On Friday I received an email from Speculum, requesting that I review a book I'd really like to write about. Here is the reply I sent.

Dear Marry-Jo Arn,

Thank you for thinking of me for this review. XXX is sitting on my desktop right now and I've already enjoyed some its chapters already. Reviewing the volume for Speculum would be just the excuse I need to make it my next book to read thoroughly.

Like many MAA members, though, I am deeply troubled by the possibility that the 2011 annual meeting may be held in Arizona as planned. Should that be the case (and I truly hope it will not be the case), it's my intention to cancel my MAA membership and no longer review books or essays for Speculum. I hope that does not sound petty, nor too excessive a reaction; but I believe that we as medievalists are facing down an important ethical choice here. I am going to hope that the MAA makes the right decision so that I can continue to be as proud of the association as I have been since I joined in 1992.

I know that this is more than you expected or perhaps need to hear from me. I just wanted to give some context as to why I cannot take on this important duty at this time. If you can wait until the MAA has made a decision about Arizona, I will be happy to undertake the review then, provided the meeting is moved or canceled. I certainly understand, though, if you will need to find another reviewer quickly.

All the best,



Anonymous said...

Perhaps some would claim the AZ decision is too far removed from their request. Perhaps some might think it is petty. However, medievalists aren't always thought of as in touch with today's issues. By continuing plans to hold the MAA in AZ while so many other entities are pulling out. To explain to colleagues across our campuses that what AZ is doing is not something that has disgusted one of our discipline's primary academic societies is to garner these colleague's scorn.
It is hard to choose when to pick one's battles but it seems you have chosen yours and I think it is laudable and I thank you for your choice as a Latina and a medievalist at a university that 3 years ago hired a large number of Latin American Studies faculty and cut the tenure-track line of medieval Iberian studies (for the time being supposedly).

epiphanygreen said...

as a Medieval Studies student all the way over in Sydney, Australia, I salute you! Keep up the good work.

Jenny Green

Anonymous said...

Would you really cut off your professional relationship with the MAA permanently because Arizona passed a law with which you disagree?

Jeffrey Cohen said...

Anonymous, no, I would not cut off ties with an organization in which I've invested several decades because a state passed a law with which I disagree. When you put it like that, the two things are unconnected so it is easy to say no.

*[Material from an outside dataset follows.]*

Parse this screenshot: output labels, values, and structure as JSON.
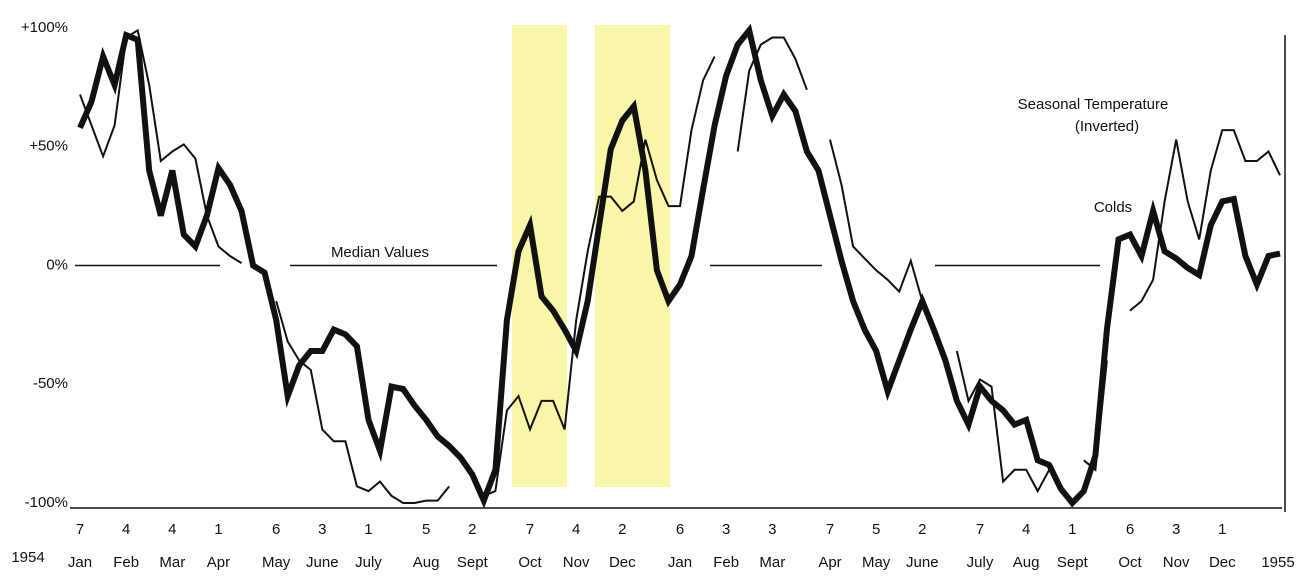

BUT let's get the causality right. If the MAA decides to hold their annual meeting in the state that has passed a law to which I am passionately opposed -- if they choose NOT to say to the state, sorry, what you did was wrong, we cannot under these circumstances meet in AZ -- then yes, I will cut my ties. Maybe not forever, but for a while.

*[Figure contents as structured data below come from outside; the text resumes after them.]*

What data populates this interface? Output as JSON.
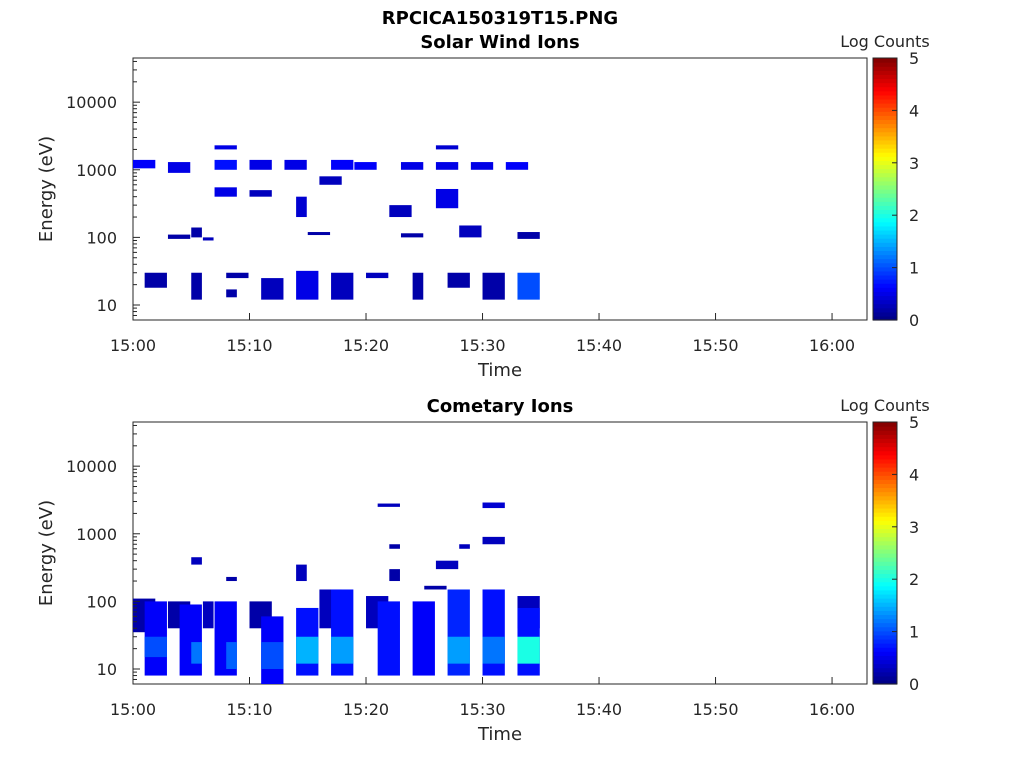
{
  "figure_title": "RPCICA150319T15.PNG",
  "chart_data": [
    {
      "type": "heatmap",
      "title": "Solar Wind Ions",
      "xlabel": "Time",
      "ylabel": "Energy (eV)",
      "yscale": "log",
      "xlim": [
        "15:00",
        "16:03"
      ],
      "ylim": [
        6,
        45000
      ],
      "x_ticks": [
        "15:00",
        "15:10",
        "15:20",
        "15:30",
        "15:40",
        "15:50",
        "16:00"
      ],
      "y_ticks": [
        "10",
        "100",
        "1000",
        "10000"
      ],
      "colorbar": {
        "label": "Log Counts",
        "range": [
          0,
          5
        ],
        "ticks": [
          "0",
          "1",
          "2",
          "3",
          "4",
          "5"
        ],
        "colormap": "jet"
      },
      "cells": [
        {
          "t0": "15:00",
          "t1": "15:01",
          "e0": 1050,
          "e1": 1400,
          "v": 0.6
        },
        {
          "t0": "15:01",
          "t1": "15:02",
          "e0": 18,
          "e1": 30,
          "v": 0.2
        },
        {
          "t0": "15:03",
          "t1": "15:04",
          "e0": 900,
          "e1": 1300,
          "v": 0.5
        },
        {
          "t0": "15:03",
          "t1": "15:04",
          "e0": 95,
          "e1": 110,
          "v": 0.2
        },
        {
          "t0": "15:05",
          "t1": "15:05",
          "e0": 12,
          "e1": 30,
          "v": 0.2
        },
        {
          "t0": "15:05",
          "t1": "15:05",
          "e0": 100,
          "e1": 140,
          "v": 0.2
        },
        {
          "t0": "15:06",
          "t1": "15:06",
          "e0": 90,
          "e1": 100,
          "v": 0.3
        },
        {
          "t0": "15:07",
          "t1": "15:08",
          "e0": 1000,
          "e1": 1400,
          "v": 0.7
        },
        {
          "t0": "15:07",
          "t1": "15:08",
          "e0": 2000,
          "e1": 2300,
          "v": 0.5
        },
        {
          "t0": "15:07",
          "t1": "15:08",
          "e0": 400,
          "e1": 550,
          "v": 0.5
        },
        {
          "t0": "15:08",
          "t1": "15:08",
          "e0": 13,
          "e1": 17,
          "v": 0.2
        },
        {
          "t0": "15:08",
          "t1": "15:09",
          "e0": 25,
          "e1": 30,
          "v": 0.2
        },
        {
          "t0": "15:10",
          "t1": "15:11",
          "e0": 1000,
          "e1": 1400,
          "v": 0.5
        },
        {
          "t0": "15:10",
          "t1": "15:11",
          "e0": 400,
          "e1": 500,
          "v": 0.3
        },
        {
          "t0": "15:11",
          "t1": "15:12",
          "e0": 12,
          "e1": 25,
          "v": 0.3
        },
        {
          "t0": "15:13",
          "t1": "15:14",
          "e0": 1000,
          "e1": 1400,
          "v": 0.5
        },
        {
          "t0": "15:14",
          "t1": "15:14",
          "e0": 200,
          "e1": 400,
          "v": 0.4
        },
        {
          "t0": "15:14",
          "t1": "15:15",
          "e0": 12,
          "e1": 32,
          "v": 0.5
        },
        {
          "t0": "15:15",
          "t1": "15:16",
          "e0": 110,
          "e1": 120,
          "v": 0.2
        },
        {
          "t0": "15:16",
          "t1": "15:17",
          "e0": 600,
          "e1": 800,
          "v": 0.3
        },
        {
          "t0": "15:17",
          "t1": "15:18",
          "e0": 1000,
          "e1": 1400,
          "v": 0.6
        },
        {
          "t0": "15:17",
          "t1": "15:18",
          "e0": 12,
          "e1": 30,
          "v": 0.3
        },
        {
          "t0": "15:19",
          "t1": "15:20",
          "e0": 1000,
          "e1": 1300,
          "v": 0.6
        },
        {
          "t0": "15:20",
          "t1": "15:21",
          "e0": 25,
          "e1": 30,
          "v": 0.3
        },
        {
          "t0": "15:22",
          "t1": "15:23",
          "e0": 200,
          "e1": 300,
          "v": 0.3
        },
        {
          "t0": "15:23",
          "t1": "15:24",
          "e0": 1000,
          "e1": 1300,
          "v": 0.5
        },
        {
          "t0": "15:23",
          "t1": "15:24",
          "e0": 100,
          "e1": 115,
          "v": 0.2
        },
        {
          "t0": "15:24",
          "t1": "15:24",
          "e0": 12,
          "e1": 30,
          "v": 0.2
        },
        {
          "t0": "15:26",
          "t1": "15:27",
          "e0": 1000,
          "e1": 1300,
          "v": 0.5
        },
        {
          "t0": "15:26",
          "t1": "15:27",
          "e0": 2000,
          "e1": 2300,
          "v": 0.4
        },
        {
          "t0": "15:26",
          "t1": "15:27",
          "e0": 270,
          "e1": 520,
          "v": 0.5
        },
        {
          "t0": "15:27",
          "t1": "15:28",
          "e0": 18,
          "e1": 30,
          "v": 0.2
        },
        {
          "t0": "15:28",
          "t1": "15:29",
          "e0": 100,
          "e1": 150,
          "v": 0.3
        },
        {
          "t0": "15:29",
          "t1": "15:30",
          "e0": 1000,
          "e1": 1300,
          "v": 0.5
        },
        {
          "t0": "15:30",
          "t1": "15:31",
          "e0": 12,
          "e1": 30,
          "v": 0.2
        },
        {
          "t0": "15:32",
          "t1": "15:33",
          "e0": 1000,
          "e1": 1300,
          "v": 0.6
        },
        {
          "t0": "15:33",
          "t1": "15:34",
          "e0": 95,
          "e1": 120,
          "v": 0.2
        },
        {
          "t0": "15:33",
          "t1": "15:34",
          "e0": 12,
          "e1": 30,
          "v": 1.0
        }
      ]
    },
    {
      "type": "heatmap",
      "title": "Cometary Ions",
      "xlabel": "Time",
      "ylabel": "Energy (eV)",
      "yscale": "log",
      "xlim": [
        "15:00",
        "16:03"
      ],
      "ylim": [
        6,
        45000
      ],
      "x_ticks": [
        "15:00",
        "15:10",
        "15:20",
        "15:30",
        "15:40",
        "15:50",
        "16:00"
      ],
      "y_ticks": [
        "10",
        "100",
        "1000",
        "10000"
      ],
      "colorbar": {
        "label": "Log Counts",
        "range": [
          0,
          5
        ],
        "ticks": [
          "0",
          "1",
          "2",
          "3",
          "4",
          "5"
        ],
        "colormap": "jet"
      },
      "cells": [
        {
          "t0": "15:00",
          "t1": "15:01",
          "e0": 35,
          "e1": 110,
          "v": 0.2
        },
        {
          "t0": "15:01",
          "t1": "15:02",
          "e0": 8,
          "e1": 100,
          "v": 0.6
        },
        {
          "t0": "15:01",
          "t1": "15:02",
          "e0": 15,
          "e1": 30,
          "v": 1.0
        },
        {
          "t0": "15:03",
          "t1": "15:04",
          "e0": 40,
          "e1": 100,
          "v": 0.2
        },
        {
          "t0": "15:04",
          "t1": "15:05",
          "e0": 8,
          "e1": 90,
          "v": 0.6
        },
        {
          "t0": "15:05",
          "t1": "15:05",
          "e0": 12,
          "e1": 25,
          "v": 1.2
        },
        {
          "t0": "15:05",
          "t1": "15:05",
          "e0": 350,
          "e1": 450,
          "v": 0.3
        },
        {
          "t0": "15:06",
          "t1": "15:06",
          "e0": 40,
          "e1": 100,
          "v": 0.3
        },
        {
          "t0": "15:07",
          "t1": "15:08",
          "e0": 8,
          "e1": 100,
          "v": 0.6
        },
        {
          "t0": "15:08",
          "t1": "15:08",
          "e0": 10,
          "e1": 25,
          "v": 1.1
        },
        {
          "t0": "15:08",
          "t1": "15:08",
          "e0": 200,
          "e1": 230,
          "v": 0.2
        },
        {
          "t0": "15:10",
          "t1": "15:11",
          "e0": 40,
          "e1": 100,
          "v": 0.2
        },
        {
          "t0": "15:11",
          "t1": "15:12",
          "e0": 6,
          "e1": 60,
          "v": 0.6
        },
        {
          "t0": "15:11",
          "t1": "15:12",
          "e0": 10,
          "e1": 25,
          "v": 1.0
        },
        {
          "t0": "15:14",
          "t1": "15:14",
          "e0": 200,
          "e1": 350,
          "v": 0.3
        },
        {
          "t0": "15:14",
          "t1": "15:15",
          "e0": 8,
          "e1": 80,
          "v": 0.7
        },
        {
          "t0": "15:14",
          "t1": "15:15",
          "e0": 12,
          "e1": 30,
          "v": 1.5
        },
        {
          "t0": "15:16",
          "t1": "15:17",
          "e0": 40,
          "e1": 150,
          "v": 0.3
        },
        {
          "t0": "15:17",
          "t1": "15:18",
          "e0": 8,
          "e1": 150,
          "v": 0.7
        },
        {
          "t0": "15:17",
          "t1": "15:18",
          "e0": 12,
          "e1": 30,
          "v": 1.4
        },
        {
          "t0": "15:20",
          "t1": "15:21",
          "e0": 40,
          "e1": 120,
          "v": 0.3
        },
        {
          "t0": "15:21",
          "t1": "15:22",
          "e0": 8,
          "e1": 100,
          "v": 0.7
        },
        {
          "t0": "15:21",
          "t1": "15:22",
          "e0": 2500,
          "e1": 2800,
          "v": 0.3
        },
        {
          "t0": "15:22",
          "t1": "15:22",
          "e0": 600,
          "e1": 700,
          "v": 0.2
        },
        {
          "t0": "15:22",
          "t1": "15:22",
          "e0": 200,
          "e1": 300,
          "v": 0.2
        },
        {
          "t0": "15:24",
          "t1": "15:25",
          "e0": 8,
          "e1": 100,
          "v": 0.6
        },
        {
          "t0": "15:25",
          "t1": "15:26",
          "e0": 150,
          "e1": 170,
          "v": 0.2
        },
        {
          "t0": "15:26",
          "t1": "15:27",
          "e0": 300,
          "e1": 400,
          "v": 0.3
        },
        {
          "t0": "15:27",
          "t1": "15:28",
          "e0": 8,
          "e1": 150,
          "v": 0.8
        },
        {
          "t0": "15:27",
          "t1": "15:28",
          "e0": 12,
          "e1": 30,
          "v": 1.4
        },
        {
          "t0": "15:28",
          "t1": "15:28",
          "e0": 600,
          "e1": 700,
          "v": 0.3
        },
        {
          "t0": "15:30",
          "t1": "15:31",
          "e0": 8,
          "e1": 150,
          "v": 0.7
        },
        {
          "t0": "15:30",
          "t1": "15:31",
          "e0": 12,
          "e1": 30,
          "v": 1.2
        },
        {
          "t0": "15:30",
          "t1": "15:31",
          "e0": 2400,
          "e1": 2900,
          "v": 0.4
        },
        {
          "t0": "15:30",
          "t1": "15:31",
          "e0": 700,
          "e1": 900,
          "v": 0.3
        },
        {
          "t0": "15:33",
          "t1": "15:34",
          "e0": 40,
          "e1": 120,
          "v": 0.3
        },
        {
          "t0": "15:33",
          "t1": "15:34",
          "e0": 8,
          "e1": 80,
          "v": 0.7
        },
        {
          "t0": "15:33",
          "t1": "15:34",
          "e0": 12,
          "e1": 30,
          "v": 2.0
        }
      ]
    }
  ]
}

Everyone will obviously make their own decisions on this one; it is deeply personal. I myself am opposed to holding the meeting in AZ and feel it is important to send a strong message against racism by boycotting the state. I will be very disappointed with the MAA if they fail to act publicly to condemn the law.

prehensel said...

Anonymous said: "Would you really cut off your professional relationship with the MAA permanently because Arizona passed a law with which you disagree?"

That's really, I think, a false representation of what's happening here. It's not like we're upset that AZ lowered its speed limit to 55 or lowered the cap on damages for malpractice suits. Those are legal issues, but this is much more along the lines of morality. I'm not certain that many medievalists would be comfortable shopping at, say, Circuit City if it was known that they financially supported an organization with racist tendencies. I don't see how the MAA holding a conference and bringing money into AZ is any different.

Some people vote with their dollars and some with their memberships. This is both.

Karl Steel said...

Thanks prehensel: my sentiments exactly.